Exploring the Thyroid Imaging Reporting and Data System (TI-RADS): an interview with Franklin Tessler

Over diagnosis of thyroid cancers is an issue in the US, can you tell us more about this?

Many thyroid nodules are being discovered on imaging tests (CT, MRI, ultrasound) done for other purposes. Most of these so-called incidentalomas are benign, but a biopsy or surgery may be needed to show that they are not malignant. Even cancerous nodules tend to have an indolent course, especially if they are small. The authors of a 2016 paper in the New England Journal of Medicine stated that overdiagnosis accounted for 70% and 45% of cases in men between 2003 and 2007.

What practical guidance can you provide on how to implement and apply ACR TI-RADS?

Much advice was provided in three ACR TI-RADS webinars earlier this year. They’re available for viewing at no cost on the ACR’s website – www.acr.org/Clinical-Resources/Reporting-and-Data-Systems/TI-RADS/Webinars

Can you explain how a nodule’s TI-RADS level is determined?

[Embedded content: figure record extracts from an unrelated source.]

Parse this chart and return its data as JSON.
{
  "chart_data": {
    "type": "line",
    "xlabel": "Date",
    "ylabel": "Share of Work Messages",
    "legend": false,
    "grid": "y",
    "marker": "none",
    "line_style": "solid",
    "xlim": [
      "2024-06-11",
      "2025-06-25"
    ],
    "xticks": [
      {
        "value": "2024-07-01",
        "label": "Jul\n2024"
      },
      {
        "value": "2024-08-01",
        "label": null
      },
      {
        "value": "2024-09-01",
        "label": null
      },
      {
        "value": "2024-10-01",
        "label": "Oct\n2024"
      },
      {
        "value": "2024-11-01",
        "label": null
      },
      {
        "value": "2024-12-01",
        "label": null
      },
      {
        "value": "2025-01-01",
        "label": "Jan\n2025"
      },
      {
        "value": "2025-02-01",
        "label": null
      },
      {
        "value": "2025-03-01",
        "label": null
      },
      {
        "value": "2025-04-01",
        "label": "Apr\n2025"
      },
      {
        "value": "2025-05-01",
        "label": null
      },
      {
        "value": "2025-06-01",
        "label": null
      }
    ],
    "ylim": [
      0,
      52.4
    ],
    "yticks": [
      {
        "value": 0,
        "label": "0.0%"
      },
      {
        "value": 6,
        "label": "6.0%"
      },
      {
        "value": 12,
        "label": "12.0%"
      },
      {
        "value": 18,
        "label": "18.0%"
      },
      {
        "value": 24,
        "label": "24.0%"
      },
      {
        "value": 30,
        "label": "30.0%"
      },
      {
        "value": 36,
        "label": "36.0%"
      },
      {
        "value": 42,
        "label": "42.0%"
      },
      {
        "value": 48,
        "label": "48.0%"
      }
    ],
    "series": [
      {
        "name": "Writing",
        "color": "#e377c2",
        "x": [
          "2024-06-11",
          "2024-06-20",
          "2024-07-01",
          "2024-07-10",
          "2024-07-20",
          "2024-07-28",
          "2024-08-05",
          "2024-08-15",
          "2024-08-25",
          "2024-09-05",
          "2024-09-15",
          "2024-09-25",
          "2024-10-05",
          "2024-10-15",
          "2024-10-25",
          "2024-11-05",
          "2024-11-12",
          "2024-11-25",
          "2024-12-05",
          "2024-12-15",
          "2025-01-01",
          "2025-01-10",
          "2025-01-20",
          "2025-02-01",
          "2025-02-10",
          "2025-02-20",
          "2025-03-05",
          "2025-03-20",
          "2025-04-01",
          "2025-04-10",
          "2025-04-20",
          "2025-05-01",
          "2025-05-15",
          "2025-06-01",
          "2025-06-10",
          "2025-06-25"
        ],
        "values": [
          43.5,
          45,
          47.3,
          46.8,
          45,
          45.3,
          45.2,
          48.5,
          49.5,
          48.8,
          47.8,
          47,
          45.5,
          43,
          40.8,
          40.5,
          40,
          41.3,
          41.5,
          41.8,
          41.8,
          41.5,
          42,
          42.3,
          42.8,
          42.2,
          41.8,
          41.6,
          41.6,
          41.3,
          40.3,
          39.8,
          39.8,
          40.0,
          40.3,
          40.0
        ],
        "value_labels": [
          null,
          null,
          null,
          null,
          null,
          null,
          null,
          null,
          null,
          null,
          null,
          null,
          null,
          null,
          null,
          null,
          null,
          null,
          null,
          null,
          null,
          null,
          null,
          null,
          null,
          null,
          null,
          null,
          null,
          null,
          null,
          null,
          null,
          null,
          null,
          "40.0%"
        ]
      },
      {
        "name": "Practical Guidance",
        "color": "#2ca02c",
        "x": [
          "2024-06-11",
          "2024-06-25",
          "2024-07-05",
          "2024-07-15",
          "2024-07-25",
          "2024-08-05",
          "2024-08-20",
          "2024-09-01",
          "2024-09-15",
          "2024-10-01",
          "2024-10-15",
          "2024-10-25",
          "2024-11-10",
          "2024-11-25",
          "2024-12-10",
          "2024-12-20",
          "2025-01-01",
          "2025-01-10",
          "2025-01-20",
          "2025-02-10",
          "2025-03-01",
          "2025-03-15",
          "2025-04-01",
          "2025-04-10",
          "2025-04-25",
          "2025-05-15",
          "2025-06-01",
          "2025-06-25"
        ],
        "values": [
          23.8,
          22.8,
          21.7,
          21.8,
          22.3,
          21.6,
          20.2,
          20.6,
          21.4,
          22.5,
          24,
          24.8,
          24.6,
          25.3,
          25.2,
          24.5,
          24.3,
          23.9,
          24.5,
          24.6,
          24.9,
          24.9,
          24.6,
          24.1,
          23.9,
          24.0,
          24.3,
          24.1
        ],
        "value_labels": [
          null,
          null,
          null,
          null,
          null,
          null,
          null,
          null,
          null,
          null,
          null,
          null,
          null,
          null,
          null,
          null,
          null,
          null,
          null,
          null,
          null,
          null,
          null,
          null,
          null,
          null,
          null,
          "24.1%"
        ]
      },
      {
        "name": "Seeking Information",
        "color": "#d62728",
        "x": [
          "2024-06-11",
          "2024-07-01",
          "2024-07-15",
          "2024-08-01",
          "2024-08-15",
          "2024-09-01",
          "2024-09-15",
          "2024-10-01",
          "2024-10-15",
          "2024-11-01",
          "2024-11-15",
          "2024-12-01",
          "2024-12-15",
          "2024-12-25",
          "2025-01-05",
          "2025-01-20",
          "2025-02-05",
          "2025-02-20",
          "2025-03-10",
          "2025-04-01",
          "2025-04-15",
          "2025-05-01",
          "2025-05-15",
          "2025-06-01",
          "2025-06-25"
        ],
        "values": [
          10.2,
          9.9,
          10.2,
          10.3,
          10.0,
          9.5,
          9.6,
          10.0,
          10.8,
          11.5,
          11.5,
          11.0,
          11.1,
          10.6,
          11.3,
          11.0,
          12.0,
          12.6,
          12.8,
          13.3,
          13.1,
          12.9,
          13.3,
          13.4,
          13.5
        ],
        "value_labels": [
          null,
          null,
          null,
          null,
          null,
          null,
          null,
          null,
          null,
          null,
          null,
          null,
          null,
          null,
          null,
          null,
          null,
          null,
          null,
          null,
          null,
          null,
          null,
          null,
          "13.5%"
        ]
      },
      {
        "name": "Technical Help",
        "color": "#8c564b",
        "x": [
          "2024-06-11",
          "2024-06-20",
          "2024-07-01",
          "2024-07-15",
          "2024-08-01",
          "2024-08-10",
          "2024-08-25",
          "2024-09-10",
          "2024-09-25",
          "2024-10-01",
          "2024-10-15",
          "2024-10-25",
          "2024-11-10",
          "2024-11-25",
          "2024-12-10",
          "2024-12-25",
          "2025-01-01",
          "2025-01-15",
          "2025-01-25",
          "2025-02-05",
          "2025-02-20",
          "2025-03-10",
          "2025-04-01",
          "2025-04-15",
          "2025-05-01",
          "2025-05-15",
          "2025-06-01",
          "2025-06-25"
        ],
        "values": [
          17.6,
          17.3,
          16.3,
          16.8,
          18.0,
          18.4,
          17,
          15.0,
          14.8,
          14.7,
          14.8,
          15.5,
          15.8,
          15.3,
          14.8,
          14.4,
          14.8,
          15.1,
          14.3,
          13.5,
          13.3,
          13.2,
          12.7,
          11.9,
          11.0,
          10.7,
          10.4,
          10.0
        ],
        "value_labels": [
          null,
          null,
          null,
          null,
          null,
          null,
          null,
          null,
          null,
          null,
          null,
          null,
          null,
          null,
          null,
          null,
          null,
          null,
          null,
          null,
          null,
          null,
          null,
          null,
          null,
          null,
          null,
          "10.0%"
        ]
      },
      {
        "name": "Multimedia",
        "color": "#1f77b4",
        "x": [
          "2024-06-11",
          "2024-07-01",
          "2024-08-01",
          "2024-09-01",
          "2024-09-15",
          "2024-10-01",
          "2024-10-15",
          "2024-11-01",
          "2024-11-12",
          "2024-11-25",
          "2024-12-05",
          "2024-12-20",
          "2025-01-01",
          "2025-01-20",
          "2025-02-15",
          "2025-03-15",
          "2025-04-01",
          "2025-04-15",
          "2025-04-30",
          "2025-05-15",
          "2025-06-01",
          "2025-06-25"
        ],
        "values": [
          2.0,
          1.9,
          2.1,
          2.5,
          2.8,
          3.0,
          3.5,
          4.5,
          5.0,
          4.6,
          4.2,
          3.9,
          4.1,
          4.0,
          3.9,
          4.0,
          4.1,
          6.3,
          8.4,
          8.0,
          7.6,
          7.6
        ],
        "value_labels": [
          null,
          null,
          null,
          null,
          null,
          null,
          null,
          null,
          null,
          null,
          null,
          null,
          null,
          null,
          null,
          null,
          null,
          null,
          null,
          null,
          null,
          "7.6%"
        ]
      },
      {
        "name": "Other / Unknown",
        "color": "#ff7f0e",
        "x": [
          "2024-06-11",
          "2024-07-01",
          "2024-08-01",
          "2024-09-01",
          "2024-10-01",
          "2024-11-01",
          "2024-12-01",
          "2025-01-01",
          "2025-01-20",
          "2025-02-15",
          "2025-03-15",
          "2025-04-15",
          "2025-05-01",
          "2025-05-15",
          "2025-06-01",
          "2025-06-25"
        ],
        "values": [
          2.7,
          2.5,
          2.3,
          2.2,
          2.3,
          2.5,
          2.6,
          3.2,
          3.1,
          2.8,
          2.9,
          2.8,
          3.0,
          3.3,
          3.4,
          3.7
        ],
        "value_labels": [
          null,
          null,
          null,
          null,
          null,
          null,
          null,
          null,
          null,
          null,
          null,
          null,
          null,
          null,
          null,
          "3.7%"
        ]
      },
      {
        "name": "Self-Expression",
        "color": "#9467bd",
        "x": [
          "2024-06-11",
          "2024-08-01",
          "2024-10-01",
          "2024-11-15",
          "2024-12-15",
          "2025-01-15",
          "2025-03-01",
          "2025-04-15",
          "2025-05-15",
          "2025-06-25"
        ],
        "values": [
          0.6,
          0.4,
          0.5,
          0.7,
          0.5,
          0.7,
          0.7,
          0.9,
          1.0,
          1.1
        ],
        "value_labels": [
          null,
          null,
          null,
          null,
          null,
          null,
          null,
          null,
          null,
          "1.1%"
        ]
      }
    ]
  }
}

The system is based on ultrasound features that are awarded zero to three points each. The practitioner chooses one feature from four categories (composition, echogenicity, shape, and margin) and all that apply from the last category (echogenic foci), then sums the points to arrive at a score and TR level, 1 to 5.

Find out more in our TI-RADS news coverage

How does the nodule’s level determine the follow-up care a patient receives?

Each TR level has different recommendations for management (no follow-up, biopsy, or follow-up ultrasound). These are based on the nodule’s maximum size for the three highest TR levels. It’s important to note that these are guidelines, not standards, so circumstances may warrant deviation from these recommendations.

Since its implementation, how has TI-RADS changed the quality of thyroid ultrasound reports and the number of thyroid nodules recommended for biopsy?

There is evidence that the number of biopsies decreases and report quality increases when ACR TI-RADS is applied. For example, one study showed that use of a structured reporting template based on this system led to better description of malignant features and more reports with management recommendations. Please see the following papers for further details:

Hoang JK, Middleton WD, Tessler FN et al. Interobserver Variability of Sonographic Features Used in the American College of Radiology Thyroid Imaging Reporting and Data System. AJR Am. J. Roentgenol. 211(1):162-7. PMID 29702015 (2018)

Hoang JK, Middleton WD, Tessler FN. Reduction in Thyroid Nodule Biopsies and Improved Accuracy with American College of Radiology Thyroid Imaging Reporting and Data System. Radiology; 287(1):185-93. PMID 29498593 (2018)

Griffin AS, Mitsky J, Tessler FN et al. Improved Quality of Thyroid Ultrasound Reports After Implementation of the ACR Thyroid Imaging Reporting and Data System Nodule Lexicon and Risk Stratification System. Am. Coll. Radiol.; 15(5):743-8. PMID 2950315.(2018)

What are the next steps?

I am currently leading an international effort to harmonize guidelines for the management of thyroid nodules based on ultrasound from multiple professional organizations.


Franklin Tessler is a Professor in the Department of Radiology at the University of Alabama in Birmingham (AL, USA). He sub-specializes in ultrasound and is a Fellow in the Society of Radiologists in Ultrasound and the American Institute of Ultrasound in Medicine. Tessler chairs the American College of Radiology’s Thyroid Imaging, Reporting and Data System (TI-RADS) Committee, which published a new ultrasound-based scoring system for thyroid nodules in 2017, and is a frequent speaker on thyroid nodules at professional meetings.